Sexismus, Homophobie und patriarchale Strukturen haben seit jeher Frauen und das dritte Geschlecht in der Gesellschaft unterdrückt und diskriminiert. Eine Form der Sprache, die nicht wie gewohnt die männliche Form in den Vordergrund rückt, soll das Umdenken in der Zivilbevölkerung bestärken und potentielle Diskriminierung vermeiden.
Der Gebrauch von Sprache hat nachweislich einen Einfluss auf das Verhalten und das Bewusstsein der Menschen.
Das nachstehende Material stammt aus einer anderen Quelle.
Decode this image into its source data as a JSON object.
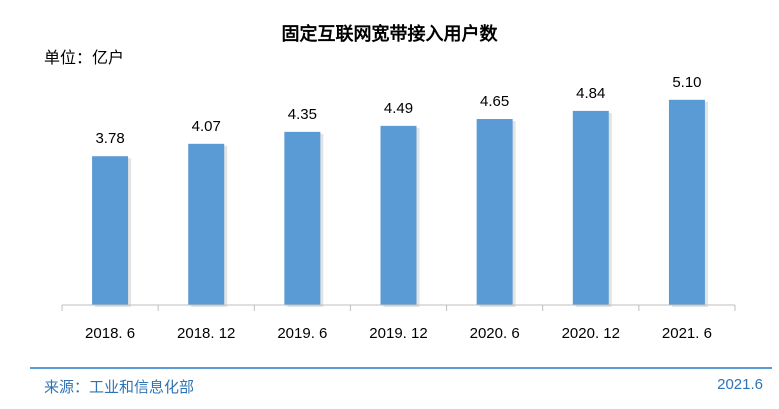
{
  "title": "固定互联网宽带接入用户数",
  "unit_label": "单位：亿户",
  "footer": {
    "source": "来源：工业和信息化部",
    "date": "2021.6"
  },
  "colors": {
    "bar": "#5b9bd5",
    "axis": "#bfbfbf",
    "footer": "#2e74b5"
  },
  "chart_data": {
    "type": "bar",
    "title": "固定互联网宽带接入用户数",
    "ylabel": "单位：亿户",
    "categories": [
      "2018. 6",
      "2018. 12",
      "2019. 6",
      "2019. 12",
      "2020. 6",
      "2020. 12",
      "2021. 6"
    ],
    "values": [
      3.78,
      4.07,
      4.35,
      4.49,
      4.65,
      4.84,
      5.1
    ],
    "value_labels": [
      "3.78",
      "4.07",
      "4.35",
      "4.49",
      "4.65",
      "4.84",
      "5.10"
    ],
    "grid": false,
    "legend": "none"
  }
}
Ob beim Schreiben oder Sprechen, unsere Sprache fungiert wie ein Spiegel der Gesellschaft.
Im deutschen Raum lässt sich daran klar eine Gesellschaft erkennen, die jahrhundertelang Frauen und dem dritten Geschlecht deutlich weniger Identität, Respekt, Würde, Mitsprache und Anerkennung zugesprochen hat, als dem männlichen Teil der Bevölkerung.
Studien belegen, dass bei der bloßen Verwendung des generischen Maskulinums, die meisten Menschen nicht an alle Geschlechter, sondern nur an Männer denken. Dies macht die deutsche Sprache zu einer suggestiven Sprache, die Frauen und das dritte Geschlecht aus den Köpfen der Menschen verdrängt.
Der Begriff Gender selbst stammt aus dem Englischen und bezeichnet das grammatikalische Geschlecht (weiblich, männlich, sächlich).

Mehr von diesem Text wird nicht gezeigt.